I went to participate in Campus Superstar 2009 today, hoping to get into round 2. But unfortuately, luck's not on my side.
I was ELIMINATED. I'm OUT.
I'm not sad. I'm fine.
It's just that I'm disappointed with myself, unable to overcome nervousness.
Nvm ... it's my first time.
But I rly hate the sight of the sickening red light.
After chatting with JiaXiang on msn, I may not be joining CSS again nxt yr, if there's any.
I would prefer outside's "MORE-FAIR" competition.
I may be signing up for JX's singing class at CCK CC.
Maybe I rly like it.
Was feeling so nervous while queueing for CSS3 that I barely talk to HongPing and Vanessa (they joined too).
They thought I was "emo-ing".
But, NOT! I'm thinking of what will be like if I pass/ fail the first round.
Then, I dont dare to carry on.
I'm afraid.
I'm scared that the truth will be ruthless.
After the audition, was feeling blue at first.

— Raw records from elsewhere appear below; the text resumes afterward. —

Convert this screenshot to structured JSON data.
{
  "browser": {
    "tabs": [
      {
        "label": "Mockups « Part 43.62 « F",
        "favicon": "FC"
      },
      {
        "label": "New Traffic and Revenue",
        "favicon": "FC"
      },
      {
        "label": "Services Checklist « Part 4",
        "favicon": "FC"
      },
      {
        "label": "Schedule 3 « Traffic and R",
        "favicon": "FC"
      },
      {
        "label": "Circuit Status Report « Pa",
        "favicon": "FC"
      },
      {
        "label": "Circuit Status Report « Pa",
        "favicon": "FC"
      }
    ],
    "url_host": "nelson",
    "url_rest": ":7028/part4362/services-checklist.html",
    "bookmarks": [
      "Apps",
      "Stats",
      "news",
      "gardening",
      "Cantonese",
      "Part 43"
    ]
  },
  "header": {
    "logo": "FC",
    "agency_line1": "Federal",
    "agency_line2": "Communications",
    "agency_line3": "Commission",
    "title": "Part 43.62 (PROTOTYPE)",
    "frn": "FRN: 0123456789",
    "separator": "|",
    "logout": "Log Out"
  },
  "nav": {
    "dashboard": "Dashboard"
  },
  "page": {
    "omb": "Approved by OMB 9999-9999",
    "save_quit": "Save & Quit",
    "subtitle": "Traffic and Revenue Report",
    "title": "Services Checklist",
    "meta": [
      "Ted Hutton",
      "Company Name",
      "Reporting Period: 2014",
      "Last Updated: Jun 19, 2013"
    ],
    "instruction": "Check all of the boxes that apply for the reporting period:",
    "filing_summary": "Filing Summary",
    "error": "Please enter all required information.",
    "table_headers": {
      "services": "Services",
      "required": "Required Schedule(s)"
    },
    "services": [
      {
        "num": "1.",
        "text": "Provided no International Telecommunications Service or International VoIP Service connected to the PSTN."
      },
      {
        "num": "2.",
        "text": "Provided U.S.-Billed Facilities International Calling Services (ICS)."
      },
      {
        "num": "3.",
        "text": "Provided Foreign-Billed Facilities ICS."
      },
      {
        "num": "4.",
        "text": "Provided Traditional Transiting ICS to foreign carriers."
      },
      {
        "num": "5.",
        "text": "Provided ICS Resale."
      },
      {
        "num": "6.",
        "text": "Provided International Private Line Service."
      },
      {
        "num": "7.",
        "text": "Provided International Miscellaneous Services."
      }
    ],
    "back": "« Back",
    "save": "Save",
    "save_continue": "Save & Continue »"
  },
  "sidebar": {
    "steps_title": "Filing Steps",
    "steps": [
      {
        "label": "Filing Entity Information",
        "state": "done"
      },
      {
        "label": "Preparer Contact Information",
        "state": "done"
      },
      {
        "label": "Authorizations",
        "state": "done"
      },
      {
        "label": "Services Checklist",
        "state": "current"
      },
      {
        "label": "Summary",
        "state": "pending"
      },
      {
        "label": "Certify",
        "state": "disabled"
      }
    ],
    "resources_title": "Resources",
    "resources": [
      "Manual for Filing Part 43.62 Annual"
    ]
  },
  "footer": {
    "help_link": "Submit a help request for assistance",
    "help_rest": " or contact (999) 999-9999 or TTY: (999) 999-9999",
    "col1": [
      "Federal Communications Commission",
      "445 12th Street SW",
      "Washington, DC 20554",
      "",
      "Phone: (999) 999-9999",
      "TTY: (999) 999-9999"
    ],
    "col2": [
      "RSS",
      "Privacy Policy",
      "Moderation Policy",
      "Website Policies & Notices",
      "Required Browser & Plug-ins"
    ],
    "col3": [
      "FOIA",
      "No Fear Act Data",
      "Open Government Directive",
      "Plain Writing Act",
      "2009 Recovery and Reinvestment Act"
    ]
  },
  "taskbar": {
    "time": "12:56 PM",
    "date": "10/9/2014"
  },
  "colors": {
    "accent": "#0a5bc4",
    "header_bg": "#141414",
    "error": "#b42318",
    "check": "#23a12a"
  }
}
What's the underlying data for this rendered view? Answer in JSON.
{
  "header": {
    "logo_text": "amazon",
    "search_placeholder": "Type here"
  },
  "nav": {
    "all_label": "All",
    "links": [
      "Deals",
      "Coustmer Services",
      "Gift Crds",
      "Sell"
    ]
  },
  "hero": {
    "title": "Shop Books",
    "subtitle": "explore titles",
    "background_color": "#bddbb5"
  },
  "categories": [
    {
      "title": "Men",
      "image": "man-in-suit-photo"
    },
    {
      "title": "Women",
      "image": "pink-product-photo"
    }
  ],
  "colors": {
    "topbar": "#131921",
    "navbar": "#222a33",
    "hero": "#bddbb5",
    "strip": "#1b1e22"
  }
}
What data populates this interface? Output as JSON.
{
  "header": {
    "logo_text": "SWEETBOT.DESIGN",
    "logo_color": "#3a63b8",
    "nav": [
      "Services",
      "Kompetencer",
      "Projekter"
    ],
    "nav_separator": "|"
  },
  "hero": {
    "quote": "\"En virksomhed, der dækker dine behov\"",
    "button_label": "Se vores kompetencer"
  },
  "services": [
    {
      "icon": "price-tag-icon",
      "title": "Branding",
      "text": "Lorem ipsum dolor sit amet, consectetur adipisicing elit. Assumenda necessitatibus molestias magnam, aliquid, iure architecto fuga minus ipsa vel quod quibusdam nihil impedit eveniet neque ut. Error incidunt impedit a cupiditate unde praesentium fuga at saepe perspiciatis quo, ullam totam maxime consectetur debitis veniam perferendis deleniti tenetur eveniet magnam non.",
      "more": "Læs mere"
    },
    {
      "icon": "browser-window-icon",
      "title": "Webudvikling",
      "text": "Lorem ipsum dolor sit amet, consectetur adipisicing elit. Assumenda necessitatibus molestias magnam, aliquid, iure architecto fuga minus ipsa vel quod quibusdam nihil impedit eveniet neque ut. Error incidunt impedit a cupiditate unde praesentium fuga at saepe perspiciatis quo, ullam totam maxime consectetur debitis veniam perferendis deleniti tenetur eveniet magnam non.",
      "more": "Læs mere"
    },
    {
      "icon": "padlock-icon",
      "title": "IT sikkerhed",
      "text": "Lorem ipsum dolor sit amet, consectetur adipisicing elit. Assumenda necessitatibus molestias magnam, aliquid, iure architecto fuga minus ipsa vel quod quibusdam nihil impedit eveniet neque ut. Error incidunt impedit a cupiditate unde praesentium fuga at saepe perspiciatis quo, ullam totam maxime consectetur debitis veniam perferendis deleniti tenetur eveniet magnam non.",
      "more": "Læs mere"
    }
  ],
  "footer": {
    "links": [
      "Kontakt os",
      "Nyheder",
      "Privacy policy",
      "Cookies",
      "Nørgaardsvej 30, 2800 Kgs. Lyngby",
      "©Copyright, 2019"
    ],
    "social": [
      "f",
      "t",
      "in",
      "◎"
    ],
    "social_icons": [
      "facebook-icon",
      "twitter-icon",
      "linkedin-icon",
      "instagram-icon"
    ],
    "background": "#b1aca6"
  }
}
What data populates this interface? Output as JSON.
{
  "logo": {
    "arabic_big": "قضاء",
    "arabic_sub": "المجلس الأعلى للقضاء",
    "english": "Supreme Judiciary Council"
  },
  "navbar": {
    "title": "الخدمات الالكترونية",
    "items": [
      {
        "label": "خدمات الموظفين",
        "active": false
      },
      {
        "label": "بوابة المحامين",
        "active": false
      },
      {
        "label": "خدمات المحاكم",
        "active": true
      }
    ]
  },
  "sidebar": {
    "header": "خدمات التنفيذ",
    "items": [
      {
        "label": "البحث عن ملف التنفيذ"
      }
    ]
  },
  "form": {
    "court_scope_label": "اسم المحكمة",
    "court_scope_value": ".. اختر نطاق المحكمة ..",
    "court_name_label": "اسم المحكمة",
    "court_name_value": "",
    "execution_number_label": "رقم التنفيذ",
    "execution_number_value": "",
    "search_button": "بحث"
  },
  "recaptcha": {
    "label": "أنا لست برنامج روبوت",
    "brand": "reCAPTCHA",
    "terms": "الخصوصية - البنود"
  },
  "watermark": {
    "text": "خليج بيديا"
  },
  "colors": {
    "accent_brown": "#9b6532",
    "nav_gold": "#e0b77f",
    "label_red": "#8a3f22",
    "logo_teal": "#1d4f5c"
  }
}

Gradually, under the influence of the laughters of the two retards (HP and Van), I'm back to myself.
The full of craps and joking self.
Ate at Mac.
Trained hm and went to Uncle Ten's house.
Was feeling so lonely down there.
I'm bloated, so I sat at one corner sms-ing ppl.
They took a long time to reply.
I was stoning.
Mum said that I was there but it seems that my spirit is elsewhere.
Of course. I was thinking back at the audition.
Went back hm and bathed.
Chatted online with WanYi.
Ok, she's a weird girl.
I dont understand what's she's talking about.
Very "high" uh? And also a gd liar.
I'm so stupid to believe SOME things she said. -.-
Did I sound scary?
Hahas! Maybe it's cuz of the lack of slp recently.
But now I'm gonna get back ALL my slping time.